I’ll redraw or trace this drawing onto a slab of clay, rolled out with a rolling pin like a piece of pastry and begin building up the image in low relief, sometimes cutting away but mostly adding clay until I have a finished sculpture in wet clay.
I make a plaster of paris mould which destroys the sculpture but leaves me with a mould I can re-work. By pressing the clay back into it by hand I get slightly imperfect impressions. The clay can distort and have slight patterns from the pressure, almost a grain which I like as a counterpoint to the detail. It also makes each one of the fifteen in the edition subtlety different.
Once fired, the ceramics become my canvas - pure white.
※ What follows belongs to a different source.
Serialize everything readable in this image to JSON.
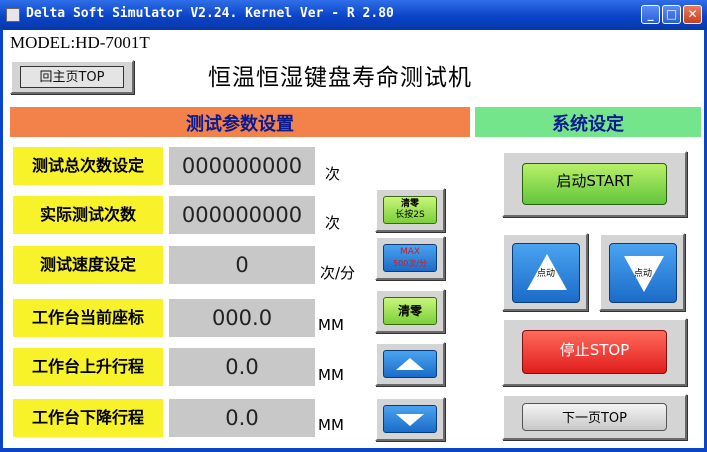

I paint with watercolour washes, sometimes more water than paint as the clay is incredibly porous, also acrylic and gouache over the watercolour, pencil, coloured pencil over that and occasionally some gold leaf highlights.
Sealed with shellac and a couple of coats of UV varnish so they can be touched, dusted, gently cleaned.
Each is mounted on a painted board. I attach patinated copper cleats at the corners, more decoration than necessity, echoing those ancient shards of sculpture you see in museums.
Simply framed they are a painted sculpture, a sculptured painting.
Craig Fletcher has been working as an artist in New Zealand for many decades. He began his career in England with traditional sculpture in clay and bronze and won the Royal Equestrian Society’s sculpture award. A few years on, and a few moves later, his work has developed into low relief ceramic sculptures. These are over painted with water-colour, acrylic and some gold leaf. After the Christchurch earthquakes the family scuttled off to Auckland where he has continued to take inspiration from many parts of Aotearoa's dramatic landscapes and iconic wildlife. He makes his living by exhibiting in galleries throughout the country with ceramic and bronze art, as well as producing a range of prints and jewellery. His latest venture is a series of sculptured ingots cast in 999 pure silver which will be made to order by Regal Castings LTD. These ingots are being launched at the NZ Art Show online and represent artwork that literally has some currency. Craig is a passionate advocate for supporting Kiwi Made and believes that New Zealanders are made of strong stuff. Diversity is key. He has high hopes for the future of the country in these strange times.
The JewelleryThe jewellery is really a tiny simplified version of the paintings. I love the change of scale. We, Annie and me, still press them and paint them by hand so they all vary.
More heavily sealed than the paintings with a metal alloy back to frame them and strengthen them.